暴露予告のスクリーンショット
風祭志乃のファンアカウント「午後の残響」に、元友人からメッセージが届いた。
〈これ、志乃でしょ。明日までに謝らないなら会社の人に送る〉
添付された画像には、ロックバンドNoon Echoのライブ会場で撮った志乃の手元と、会社の歓迎会で撮られた写真が並べられていた。同じ傷、同じ指輪。言い逃れはできない。
元友人とは、半年前に貸した金を返してもらえず距離を置いた。謝る理由はなかった。それでも、職場で「午後の残響」と呼ばれる光景を想像すると胃が縮んだ。ライブの感想には、仕事で言えない弱音も書いている。

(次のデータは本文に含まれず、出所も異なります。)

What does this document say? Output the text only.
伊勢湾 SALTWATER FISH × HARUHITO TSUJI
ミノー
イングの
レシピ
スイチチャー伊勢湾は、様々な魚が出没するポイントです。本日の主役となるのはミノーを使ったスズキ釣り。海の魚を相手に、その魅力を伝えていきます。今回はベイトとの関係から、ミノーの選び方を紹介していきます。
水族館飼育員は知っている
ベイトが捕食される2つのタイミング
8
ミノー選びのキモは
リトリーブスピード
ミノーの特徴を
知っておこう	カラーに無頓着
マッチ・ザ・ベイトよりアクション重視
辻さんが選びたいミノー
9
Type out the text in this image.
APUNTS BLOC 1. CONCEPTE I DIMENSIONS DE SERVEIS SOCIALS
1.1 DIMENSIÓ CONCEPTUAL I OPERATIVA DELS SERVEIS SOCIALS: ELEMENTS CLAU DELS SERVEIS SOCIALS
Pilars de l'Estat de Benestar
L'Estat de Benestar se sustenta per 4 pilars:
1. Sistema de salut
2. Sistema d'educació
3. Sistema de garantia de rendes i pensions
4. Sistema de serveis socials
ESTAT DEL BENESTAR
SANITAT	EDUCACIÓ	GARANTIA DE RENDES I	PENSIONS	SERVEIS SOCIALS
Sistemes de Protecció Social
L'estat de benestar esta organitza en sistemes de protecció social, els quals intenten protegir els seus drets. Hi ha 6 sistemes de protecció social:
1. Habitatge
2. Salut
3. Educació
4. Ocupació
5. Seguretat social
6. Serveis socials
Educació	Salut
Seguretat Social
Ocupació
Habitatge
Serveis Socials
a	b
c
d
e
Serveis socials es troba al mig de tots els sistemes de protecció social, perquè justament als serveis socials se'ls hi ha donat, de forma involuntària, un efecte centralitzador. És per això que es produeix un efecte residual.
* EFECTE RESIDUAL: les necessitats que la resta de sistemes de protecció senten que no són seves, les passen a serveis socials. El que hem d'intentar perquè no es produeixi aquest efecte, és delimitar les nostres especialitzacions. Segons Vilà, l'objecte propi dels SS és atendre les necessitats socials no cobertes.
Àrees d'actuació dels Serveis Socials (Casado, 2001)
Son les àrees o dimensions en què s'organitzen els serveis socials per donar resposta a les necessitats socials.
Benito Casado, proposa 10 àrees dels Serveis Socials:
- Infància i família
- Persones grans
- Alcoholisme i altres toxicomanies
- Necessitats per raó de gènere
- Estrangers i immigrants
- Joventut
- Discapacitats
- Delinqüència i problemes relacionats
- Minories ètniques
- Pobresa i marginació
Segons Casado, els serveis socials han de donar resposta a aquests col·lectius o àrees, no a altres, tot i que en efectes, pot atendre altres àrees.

志乃はアカウントを消す前に、同じ部署の小田切係長へスクリーンショットを見せた。声が震え、趣味の説明から始めようとした彼女を、係長が止めた。
「問題はそこじゃない。これは脅しです」
人事と情報管理へ連絡し、外部からメールが来ても開かないよう部署へ注意を出す。ただし理由は「個人を狙った迷惑行為」とし、アカウント名は伏せる。係長は一つずつ志乃の希望を確認した。
注意が回ったあとも、同僚は理由を聞かなかった。隣席の社員は、志乃が通知音に肩を震わせるたび、電話を代わるとだけ言った。誰もアカウントを探さず、昼休みの話題も普段どおりだった。秘密を守るとは、大げさに囲うことではなく、尋ねない選択を積み重ねることなのだと志乃は知った。
翌朝、元友人から〈送ったから〉と来た。だが会社の窓口には何も届かなかった。送信画面を装った偽物だった。
志乃は謝らなかった。アカウントも消さず、位置情報と過去の写真だけを整理した。最後に、固定投稿を書き換える。
〈ここにいる私も現実です。ただし、現実の住所を渡すつもりはありません〉
昼休み、係長が自販機の前で言った。
「好きなものは守る対象です。弱みじゃない」
志乃は缶コーヒーの蓋を開けた。通知はまだ怖い。それでも午後の残響という名前は、脅す相手の手から、自分の手へ戻っていた。
もう、震える指で名前を手放す必要はなかった。